Critique – Littérature

Une femme qui regarde les hommes regarder les femmes

C’est l’histoire d’un homme: son âge n’est pas précisé mais il ne perd pas encore ses cheveux. Il est blanc, svelte, artiste et probablement cultivé. Il n’a pas de nom, si bien qu’on peut facilement y projeter un archétype masculin. Il s’adresse à nous, lectrices et lecteurs, il va se confier à nous. Sa souffrance personnelle? Les passantes étendent leur beauté devant lui et le tentent. Son épouse dort trop longtemps le matin alors il s’ennuie d’elle et part à la rencontre d’autres femmes. Il est obsédé par son désir et c’est «pour ne pas devenir fou» qu’il embrasse la première d’entre elles. «Parfois, je me dis que j’ai un problème, peut-être une douleur d’enfant mal soignée», écrit-il dans son journal. Le pauvre narrateur des Amours suspendues, roman graphique de Marion Fayolle, n’en finit plus de se trouver des excuses: c’est évidemment à cause de son papa ou de sa maman qu’il ne pense qu’à séduire.

La culture freudienne et les psychothérapies nous ont appris à nous tourner vers les ratés de l’enfance pour expliquer nos déboires amoureux. Dépendance affective, impossibilité de choisir, peur de l’engagement et autres pathologies saboteuses sont largement attribuées à l’immaturité émotionnelle de l’individu qui les porte.
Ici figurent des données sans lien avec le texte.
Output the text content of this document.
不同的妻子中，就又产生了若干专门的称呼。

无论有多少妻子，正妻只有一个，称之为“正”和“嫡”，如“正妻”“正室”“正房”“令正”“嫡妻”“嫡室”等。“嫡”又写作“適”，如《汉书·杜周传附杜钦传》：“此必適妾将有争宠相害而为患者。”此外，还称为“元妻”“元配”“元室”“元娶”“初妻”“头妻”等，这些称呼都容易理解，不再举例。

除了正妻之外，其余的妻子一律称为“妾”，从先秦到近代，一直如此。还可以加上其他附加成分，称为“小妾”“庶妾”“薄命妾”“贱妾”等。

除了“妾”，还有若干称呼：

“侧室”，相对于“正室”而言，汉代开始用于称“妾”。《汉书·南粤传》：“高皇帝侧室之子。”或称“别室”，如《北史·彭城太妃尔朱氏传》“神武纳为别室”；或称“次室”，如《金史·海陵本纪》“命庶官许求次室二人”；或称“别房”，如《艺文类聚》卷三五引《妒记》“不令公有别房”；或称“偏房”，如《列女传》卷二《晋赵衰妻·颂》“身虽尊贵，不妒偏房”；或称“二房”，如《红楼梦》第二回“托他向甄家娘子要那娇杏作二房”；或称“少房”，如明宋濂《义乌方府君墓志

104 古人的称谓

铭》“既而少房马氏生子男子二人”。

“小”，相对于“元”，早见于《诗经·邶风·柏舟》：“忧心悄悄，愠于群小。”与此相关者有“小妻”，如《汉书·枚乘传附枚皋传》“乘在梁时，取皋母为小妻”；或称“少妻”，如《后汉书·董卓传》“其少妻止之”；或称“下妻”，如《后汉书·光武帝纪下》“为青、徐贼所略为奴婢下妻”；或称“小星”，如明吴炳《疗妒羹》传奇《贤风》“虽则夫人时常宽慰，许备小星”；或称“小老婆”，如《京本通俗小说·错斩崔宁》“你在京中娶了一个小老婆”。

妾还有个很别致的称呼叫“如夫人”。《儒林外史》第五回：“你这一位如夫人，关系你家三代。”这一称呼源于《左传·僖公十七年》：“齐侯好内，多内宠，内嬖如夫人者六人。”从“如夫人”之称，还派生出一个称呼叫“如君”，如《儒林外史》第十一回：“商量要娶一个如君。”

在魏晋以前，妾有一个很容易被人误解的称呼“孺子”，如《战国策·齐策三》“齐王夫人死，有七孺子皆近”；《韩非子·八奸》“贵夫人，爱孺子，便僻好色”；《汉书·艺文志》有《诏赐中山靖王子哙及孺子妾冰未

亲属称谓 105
Certains (ou devrais-je dire certaines?) tenteront de corriger ce qu’ils considèrent comme un défaut et travailleront fort à faire fonctionner leurs relations. D’autres – parmi eux notre narrateur – y trouvent plutôt une décharge de responsabilité assez pratique. À contre-courant de toutes les philosophies self-help, l’essai de la sociologue Eva Illouz, Pourquoi l’amour fait mal. L’expérience amoureuse dans la modernité, propose une approche différente. Selon Illouz, ce ne sont pas les histoires individuelles qui conditionnent a priori les comportements amoureux, mais les régimes dans lesquels ils se déploient – une autre façon de penser que le privé est politique. Elle écrit que, «de la même manière qu’il était audacieux, à la fin du XIXe siècle, d’affirmer que la pauvreté n’était pas le fruit d’une moralité douteuse ou d’une faiblesse de caractère mais le résultat d’un système d’exploitation économique, il est désormais urgent d’affirmer que les échecs de nos vies privées ne sont pas – ou pas seulement – le résultat de psychés défaillantes, mais que les vicissitudes et les malheurs de nos vies amoureuses sont le produit de nos institutions». Comme il est impossible de penser ces institutions à l’extérieur des rapports économiques et genrés qui les organisent, le livre d’Eva Illouz part du principe que «l’amour circule sur un marché fait d’acteurs en situation de concurrence, et inégaux», et que les mutations de l’amour moderne créent «de nouvelles formes de domination affective des femmes par les hommes».

Si le narrateur des Amours suspendues ne peut résister à la tentation de séduire, ce ne serait donc pas tant à cause d’une douleur d’enfance comme il le pense vaguement, mais davantage parce qu’il lui est très facile de plaire, et qu’il n’a rien à perdre à son petit jeu. Fait étonnant, cet homme ne semble avoir aucune conscience du pouvoir affectif qu’il détient. Les inégalités qui sous-tendent les rapports amoureux modernes restent donc largement invisibles, à l’image du travail émotionnel que les femmes réalisent toute leur vie, simplement parce qu’elles y ont été conditionnées. À ce propos, on peut lire les théories de la sociologue et psychanalyste Nancy Chodorow, citées par Illouz et résumées par une phrase clé: «Les garçons apprennent à se séparer, les filles à se lier.» Pendant que les femmes travaillent à faire fonctionner leurs amours (c’est le travail émotionnel, un care encore moins reconnu que celui des travaux ménagers), les hommes, eux, pratiquent «l’art du détachement». Le narrateur-séducteur des Amours annonce d’ailleurs dès le début de sa chasse: «Je saurais paraître assez indifférent pour éveiller en elle des sentiments.» Pour Illouz, le détachement affectif des hommes s’explique par le fait qu’ils dominent le champ sexuel: ils ont davantage de reconnaissance économique et ne sont pas cantonnés à la reconnaissance amoureuse, ils ne sont pas définis par la reproduction comme le sont les femmes, et ils occupent plus longtemps le marché du sex-appeal – les partenaires potentielles des hommes sont donc plus nombreuses.